Leipziger Buchpreis: Geht das deutsch-deutsche Leben zu Ende?

Helga Schubert hatte sich bereits aus der Literatur zurückgezogen, als sie von der DDR in die BRD erzählte. Im Alter von 80 Jahren wurde sie mit dem Bachmann-Preis ausgezeichnet. Es ist möglich, dass die nächste Ehrung folgen wird.

Gibt es ein Happy End im deutsch-deutschen Leben?

Wenn man ein Leben aus der Ferne betrachtet, wird es offensichtlich – hier sind die großen Linien, da ist eine Lücke. Doch je mehr man es untersucht, desto mehr verzweigt es sich, und die einfache Struktur geht verloren… “Nichts ist so klar, wie ich es beim Schreiben oder zumindest beim Lesen erlebe”, schreibt Helga Schubert, 81, in ihrem Buch “Vom Aufstehen”, in dem sie ihr eigenes Leben genau unter die Lupe nimmt, es in 29 Geschichten komprimiert, verrückte Wendungen malt und bis ins kleinste Detail streicht.

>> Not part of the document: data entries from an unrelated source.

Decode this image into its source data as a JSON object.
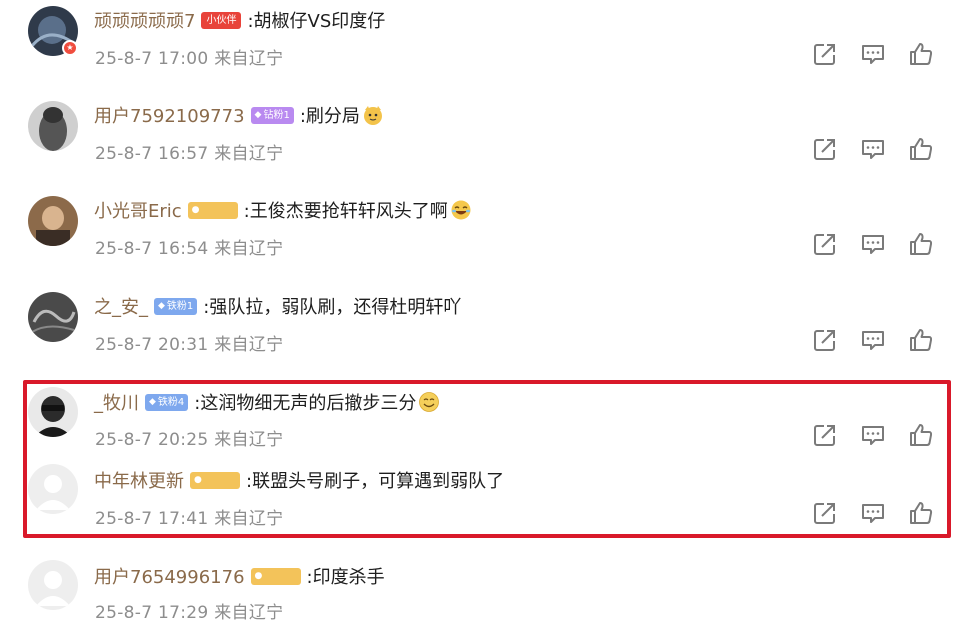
{
  "comments": [
    {
      "username": "顽顽顽顽顽7",
      "badge": "小伙伴",
      "badge_style": "red",
      "text": ":胡椒仔VS印度仔",
      "emoji": "",
      "time": "25-8-7 17:00",
      "location": "来自辽宁"
    },
    {
      "username": "用户7592109773",
      "badge": "钻粉1",
      "badge_style": "purple",
      "text": ":刷分局",
      "emoji": "cat-face-emoji",
      "time": "25-8-7 16:57",
      "location": "来自辽宁"
    },
    {
      "username": "小光哥Eric",
      "badge": "",
      "badge_style": "gold",
      "text": ":王俊杰要抢轩轩风头了啊",
      "emoji": "laughing-emoji",
      "time": "25-8-7 16:54",
      "location": "来自辽宁"
    },
    {
      "username": "之_安_",
      "badge": "铁粉1",
      "badge_style": "blue",
      "text": ":强队拉，弱队刷，还得杜明轩吖",
      "emoji": "",
      "time": "25-8-7 20:31",
      "location": "来自辽宁"
    },
    {
      "username": "_牧川",
      "badge": "铁粉4",
      "badge_style": "blue",
      "text": ":这润物细无声的后撤步三分",
      "emoji": "smile-emoji",
      "time": "25-8-7 20:25",
      "location": "来自辽宁"
    },
    {
      "username": "中年林更新",
      "badge": "",
      "badge_style": "gold",
      "text": ":联盟头号刷子，可算遇到弱队了",
      "emoji": "",
      "time": "25-8-7 17:41",
      "location": "来自辽宁"
    },
    {
      "username": "用户7654996176",
      "badge": "",
      "badge_style": "gold",
      "text": ":印度杀手",
      "emoji": "",
      "time": "25-8-7 17:29",
      "location": "来自辽宁"
    }
  ],
  "colors": {
    "username": "#8a6a4a",
    "meta": "#8d8d8d",
    "highlight_border": "#d9192a",
    "icon": "#7a7a7a"
  },
  "icons": {
    "share": "share-icon",
    "reply": "comment-icon",
    "like": "thumbs-up-icon"
  }
}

Für die Geschichte, die den Titel des Buches inspirierte, erhielt Helga Schubert im vergangenen Jahr den Ingeborg-Bachmann-Preis in Klagenfurt. Der DDR-Schriftstellerverband verbot ihr 40 Jahre nach ihrer ersten Einladung, nach Österreich zu reisen. Das ist also eine andere Geschichte, die fast märchenhaft ist. Die nächste Auszeichnung könnte am Freitag verkündet werden, wenn der Leipziger Buchpreis verliehen wird.

In der Kategorie Belletristik sind vier Frauen und ein Mann nominiert. Es handelt sich um vier Bücher und einen Gedichtband. Drei davon sind bereits zu Bestsellern geworden, darunter Schuberts Kurzgeschichtensammlung. Alle Nominierten sind über 50 und haben viel Erfahrung, wobei Friederike Mayrcker mit 96 Jahren die älteste ist.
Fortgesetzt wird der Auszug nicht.